Dennis Gartman, a money manager and founder of The Garman Letter, said, “I stick with the definition I’ve heard – that emerging markets means you cannot emerge in an emergency … due to a lack of liquidity.”
But Marc Faber – author of the Gloom, Boom & Doom Report – emphasizes looking at countries near Thailand, namely Cambodia, Vietnam and Myanmar, which are growing.
“I see emerging markets as an asset class, but you have to look at individual markets and economies,” he explained to a crowd of about 2,000 advisors and others at the industry event in Hollywood, Florida.
“Some did exceedingly well from the ‘09 low to the ’14 high. There was some consolidation in 2015. So be selective,” Faber said.

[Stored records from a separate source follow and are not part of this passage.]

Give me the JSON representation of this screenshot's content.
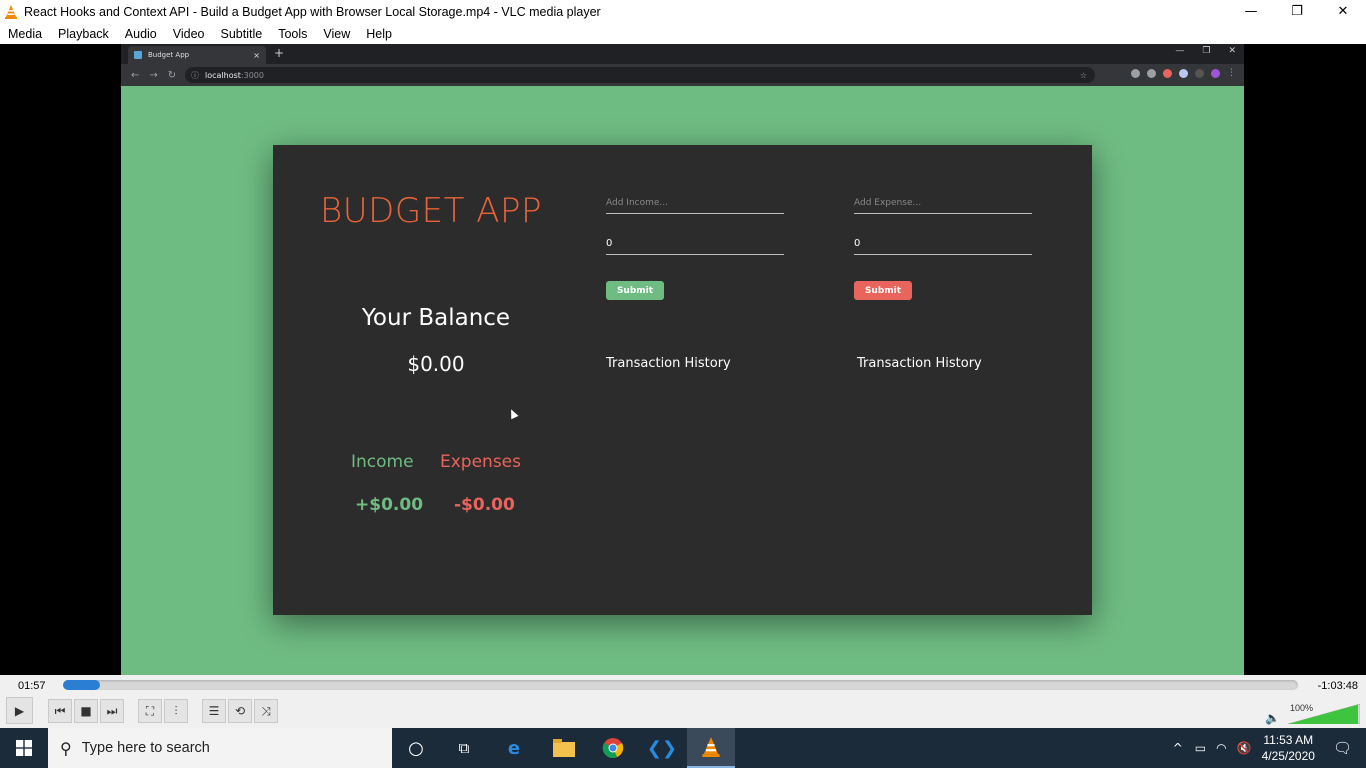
{
  "window": {
    "title": "React Hooks and Context API - Build a Budget App with Browser Local Storage.mp4 - VLC media player",
    "minimize": "—",
    "restore": "❐",
    "close": "✕"
  },
  "menu": [
    "Media",
    "Playback",
    "Audio",
    "Video",
    "Subtitle",
    "Tools",
    "View",
    "Help"
  ],
  "browser": {
    "tab_title": "Budget App",
    "tab_close": "×",
    "new_tab": "+",
    "url_host": "localhost",
    "url_port": ":3000"
  },
  "app": {
    "title": "BUDGET APP",
    "balance_label": "Your Balance",
    "balance_value": "$0.00",
    "income_label": "Income",
    "expenses_label": "Expenses",
    "income_value": "+$0.00",
    "expenses_value": "-$0.00",
    "income_form": {
      "placeholder": "Add Income...",
      "amount": "0",
      "submit": "Submit"
    },
    "expense_form": {
      "placeholder": "Add Expense...",
      "amount": "0",
      "submit": "Submit"
    },
    "income_history": "Transaction History",
    "expense_history": "Transaction History"
  },
  "player": {
    "elapsed": "01:57",
    "remaining": "-1:03:48",
    "progress_fraction": 0.03,
    "volume": "100%"
  },
  "taskbar": {
    "search_placeholder": "Type here to search",
    "time": "11:53 AM",
    "date": "4/25/2020"
  },
  "colors": {
    "page_bg": "#6fbc83",
    "card_bg": "#2c2c2c",
    "title_orange": "#e8633a",
    "income_green": "#6fbc83",
    "expense_red": "#e8645c",
    "seek_blue": "#2a7fd4"
  }
}
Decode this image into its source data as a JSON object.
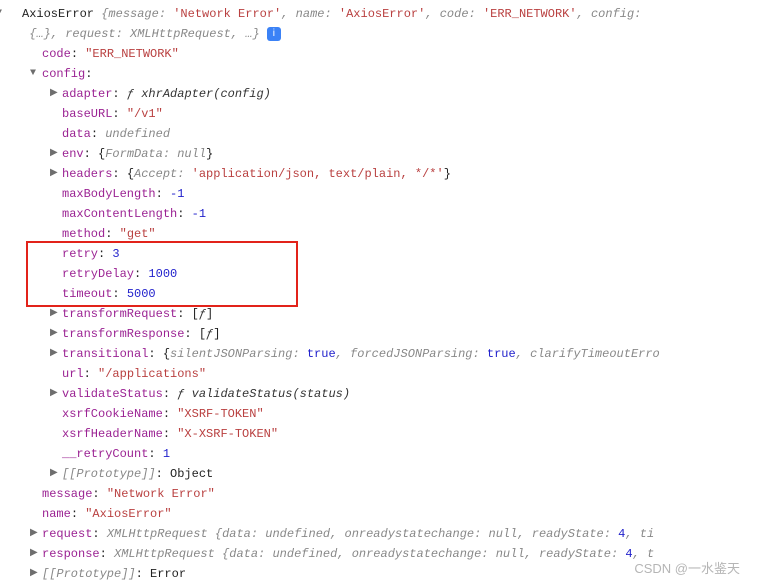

While this group has “grossly underperformed the U.S. since 2011,” it could outperform the U.S. in the next bull market “which you are really have to be an optimist to think that is coming anytime soon,” he adds. “But when it happens, emerging markets should outperform the U.S., where valuations are high.”
In addition, Marten Hoekstra, CEO of Emerging Global Advisors, suggests that low prices for this asset class are a positive for investors. “We would certain say that emerging markets are at least as good a value as everything else,” hev explained. “We do not make timing calls.”
If the economies of the emerging markets or the developed countries expand, then that is good for emerging market equities, says Hoekstra, who formerly led UBS Americas’ wealth unit. He also points out that China retail sales have been up year over year, but are down in the U.S.
“But are emerging market equities really cheap enough for U.S. investors?” asked Bernstein. “I say there’s little to no value, and they’re not good enough.”
Faber returned the focus on individual countries. “Some emerging markets are very depressed, with large rebound potential, like Russia or Brazil. It’s probably too early [in Brazil], but maybe not too early for Russia,” he stated.
Again, he emphasized, “Some emerging markets are booming: Cambodia, Vietnam, Myanmar and Laos, as well as some firms in Thailand and the Indochina region, which are growing rapidly from a low GDP-per-capital base.”
This means consumers have been transitioning from bikes to motorcycles and on to cars, are buying life insurance, purchasing more beer and spirits, and obtaining consumer credit. “Loan sharks are doing a good business in Asia,” he quipped, adding that currently gambling stocks are very depressed.
Tourism is booming in the region, particularly in China, Faber points out, with some 120 million Chinese going overseas in 2010 vs. 1 million in the 1990s.
“Dollar investors in the emerging markets are down 15%, but most of that is due to currency changes,” said Hoekstra. “Consider that debt there is growing, but not as percentage of GDP, you want debt for GDP expansion.”
But Bernstein remains unconvinced. “There is massive overcapacity worldwide. In China, they are doing cartwheels. They’ve got to keep the hope of growth alive. They cannot risk instability,” he explained.
In Argentina, though, Garman says there is a new administration led by President Mauricio Macri and lots of change on the horizon.
“It this process, the country is going to fix itself,” said Hoekstra.